A gente estava dividindo um Casillero del Diablo, molhando os pés em alguma parte cheia de mato do Paranoá que agora presumo ter sido o viveiro do Lago Norte, um pós-reveillon que até hoje não sabemos explicar como nos levou ali.
Nós dois tínhamos passado a virada em outras mãos, o que nunca fez a menor diferença. Quando a gente se sabe, se entende, se conecta, isso basta.
E a gente se conectou de verdade, pela primeira vez, ali. Naquelas risadas de ressaca ainda ébria, naquele monte de nadas típico de Brasília, naquelas covinhas de revelações e meia-luz.
Covinhas que já adornaram "sorriso sem graça e nariz grande", as mesmas que tanto se esconderam em mordidas na minha cintura, que brincaram nas minhas coxas.
Covinhas que hoje me sorriem de novo e me apontam as malas que larguei em algum canto que vamos ter que procurar depois na bagunça que fizemos nas últimas três horas de saudade.
Covinhas tão perto da xícara com seu café forte meio queimado me dando a porrada de dopamina de estar viva.

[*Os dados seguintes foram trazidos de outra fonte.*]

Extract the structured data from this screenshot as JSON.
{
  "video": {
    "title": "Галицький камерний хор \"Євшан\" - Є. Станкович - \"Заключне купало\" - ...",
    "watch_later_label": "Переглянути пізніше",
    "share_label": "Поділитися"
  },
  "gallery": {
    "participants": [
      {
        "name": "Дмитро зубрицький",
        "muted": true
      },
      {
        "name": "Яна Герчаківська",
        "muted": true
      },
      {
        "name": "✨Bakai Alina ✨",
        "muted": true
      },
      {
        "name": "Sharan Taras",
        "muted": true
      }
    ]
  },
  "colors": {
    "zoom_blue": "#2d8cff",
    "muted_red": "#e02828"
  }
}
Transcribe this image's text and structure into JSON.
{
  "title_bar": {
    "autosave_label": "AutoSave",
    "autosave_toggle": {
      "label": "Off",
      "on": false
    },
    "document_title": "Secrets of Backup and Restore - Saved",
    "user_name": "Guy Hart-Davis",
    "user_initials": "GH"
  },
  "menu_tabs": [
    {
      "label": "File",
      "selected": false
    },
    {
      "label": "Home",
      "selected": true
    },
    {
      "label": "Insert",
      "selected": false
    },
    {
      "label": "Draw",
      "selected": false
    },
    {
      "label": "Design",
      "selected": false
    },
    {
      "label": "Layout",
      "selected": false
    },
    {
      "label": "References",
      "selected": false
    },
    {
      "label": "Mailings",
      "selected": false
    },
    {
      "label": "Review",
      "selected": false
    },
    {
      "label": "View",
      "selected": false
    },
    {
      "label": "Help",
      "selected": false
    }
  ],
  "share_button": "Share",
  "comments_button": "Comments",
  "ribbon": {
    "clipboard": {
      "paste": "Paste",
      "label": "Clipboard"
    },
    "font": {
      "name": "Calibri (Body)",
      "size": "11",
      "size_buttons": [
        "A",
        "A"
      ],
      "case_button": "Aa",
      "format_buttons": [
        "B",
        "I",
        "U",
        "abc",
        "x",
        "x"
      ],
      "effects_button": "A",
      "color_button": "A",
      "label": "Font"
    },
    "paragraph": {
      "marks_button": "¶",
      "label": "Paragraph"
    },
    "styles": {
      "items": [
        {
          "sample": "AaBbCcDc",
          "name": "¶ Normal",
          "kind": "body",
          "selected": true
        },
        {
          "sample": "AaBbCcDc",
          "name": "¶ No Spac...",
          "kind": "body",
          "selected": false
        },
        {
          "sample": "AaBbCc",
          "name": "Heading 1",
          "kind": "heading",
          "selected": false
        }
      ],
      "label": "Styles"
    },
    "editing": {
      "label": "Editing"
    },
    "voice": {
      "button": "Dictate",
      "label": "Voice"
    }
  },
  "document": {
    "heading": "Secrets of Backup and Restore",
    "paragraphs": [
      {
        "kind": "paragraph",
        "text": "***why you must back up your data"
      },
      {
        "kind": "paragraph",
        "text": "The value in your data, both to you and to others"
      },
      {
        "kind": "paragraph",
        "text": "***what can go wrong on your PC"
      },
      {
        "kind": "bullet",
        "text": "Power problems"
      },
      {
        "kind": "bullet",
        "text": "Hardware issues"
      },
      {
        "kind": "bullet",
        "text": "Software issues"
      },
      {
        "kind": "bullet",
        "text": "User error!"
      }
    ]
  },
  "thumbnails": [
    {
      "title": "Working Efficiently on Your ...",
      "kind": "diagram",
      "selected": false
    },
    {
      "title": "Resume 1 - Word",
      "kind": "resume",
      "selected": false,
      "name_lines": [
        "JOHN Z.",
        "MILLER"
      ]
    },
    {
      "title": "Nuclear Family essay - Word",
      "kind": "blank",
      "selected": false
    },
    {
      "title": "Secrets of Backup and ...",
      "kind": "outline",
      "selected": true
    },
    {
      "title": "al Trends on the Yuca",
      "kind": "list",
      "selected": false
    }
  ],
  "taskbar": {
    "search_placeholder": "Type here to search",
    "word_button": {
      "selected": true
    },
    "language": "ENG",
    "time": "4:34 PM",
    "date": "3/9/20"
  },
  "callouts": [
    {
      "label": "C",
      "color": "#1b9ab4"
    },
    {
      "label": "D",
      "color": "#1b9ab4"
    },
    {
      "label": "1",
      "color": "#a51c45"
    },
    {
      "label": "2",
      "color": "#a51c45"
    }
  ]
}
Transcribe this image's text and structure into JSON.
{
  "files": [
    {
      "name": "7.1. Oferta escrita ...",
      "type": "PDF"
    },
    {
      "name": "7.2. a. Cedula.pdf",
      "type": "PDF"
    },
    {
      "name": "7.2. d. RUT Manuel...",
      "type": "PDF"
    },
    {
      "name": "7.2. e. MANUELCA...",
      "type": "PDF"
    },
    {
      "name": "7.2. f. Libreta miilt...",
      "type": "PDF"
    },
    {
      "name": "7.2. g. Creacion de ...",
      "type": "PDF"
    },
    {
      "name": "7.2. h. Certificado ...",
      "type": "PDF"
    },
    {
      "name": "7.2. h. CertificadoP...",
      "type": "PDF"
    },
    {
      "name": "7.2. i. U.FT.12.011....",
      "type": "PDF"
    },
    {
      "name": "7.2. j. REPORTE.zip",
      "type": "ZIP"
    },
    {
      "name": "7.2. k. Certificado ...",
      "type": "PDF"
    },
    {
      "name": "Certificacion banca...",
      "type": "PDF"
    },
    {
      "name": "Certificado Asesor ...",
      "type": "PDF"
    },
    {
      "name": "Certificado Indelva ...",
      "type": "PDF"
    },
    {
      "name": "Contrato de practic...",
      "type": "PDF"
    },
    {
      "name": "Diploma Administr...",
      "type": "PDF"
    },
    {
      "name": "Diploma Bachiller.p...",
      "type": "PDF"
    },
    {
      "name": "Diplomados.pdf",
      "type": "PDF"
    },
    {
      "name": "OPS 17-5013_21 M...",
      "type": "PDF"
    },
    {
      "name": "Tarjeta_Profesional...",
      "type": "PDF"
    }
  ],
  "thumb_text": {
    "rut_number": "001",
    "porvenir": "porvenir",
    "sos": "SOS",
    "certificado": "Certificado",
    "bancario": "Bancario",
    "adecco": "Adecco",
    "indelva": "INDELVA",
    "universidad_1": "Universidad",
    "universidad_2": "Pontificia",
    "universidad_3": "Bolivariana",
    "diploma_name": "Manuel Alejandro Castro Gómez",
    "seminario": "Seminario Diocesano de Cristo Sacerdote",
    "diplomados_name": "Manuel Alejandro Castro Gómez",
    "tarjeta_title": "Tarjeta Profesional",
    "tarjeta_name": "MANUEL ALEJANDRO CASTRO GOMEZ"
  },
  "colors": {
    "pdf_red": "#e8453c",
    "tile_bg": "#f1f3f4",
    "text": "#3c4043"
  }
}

É assim que se começa um ano. Roupas, ordem, racionalizações bestas jogadas em algum canto, bagunça total de nós dois. Seus dentes. Seus pelos. Suas covinhas.
Eu reparo nelas agora. Anos, cidades e vidas que passaram por nós depois. Tanto tempo depois.
Elas me sorriem igual, é claro. E eu sempre sei o que elas querem dizer, estejam no sorriso de lado e de propostas ou naquele de confidencialidades pouco convencidas.
Eu também tenho uma covinha. Só uma, na bochecha esquerda. Você precisa reparar bem, ela é discreta. Mas não é por isso que sempre li as suas de forma tão clara.
É porque "tenho tua chave, teu chaveiro e o segredo do cofre. Tenho tudo isso mesmo sem querer. E só tenho por um único motivo: são os mesmos que os meus".
Foi você quem disse, não eu. Mas, afinal de contas, faz alguma diferença?
Feliz ano novo, eu te sussurro nesse nosso riso quase choro. Já se passaram alguns dias, é verdade. Mas melada no nosso suor, sentindo o cheiro dessa cidade, perdida de novo nas suas covinhas, pra gente o ano só começou agora.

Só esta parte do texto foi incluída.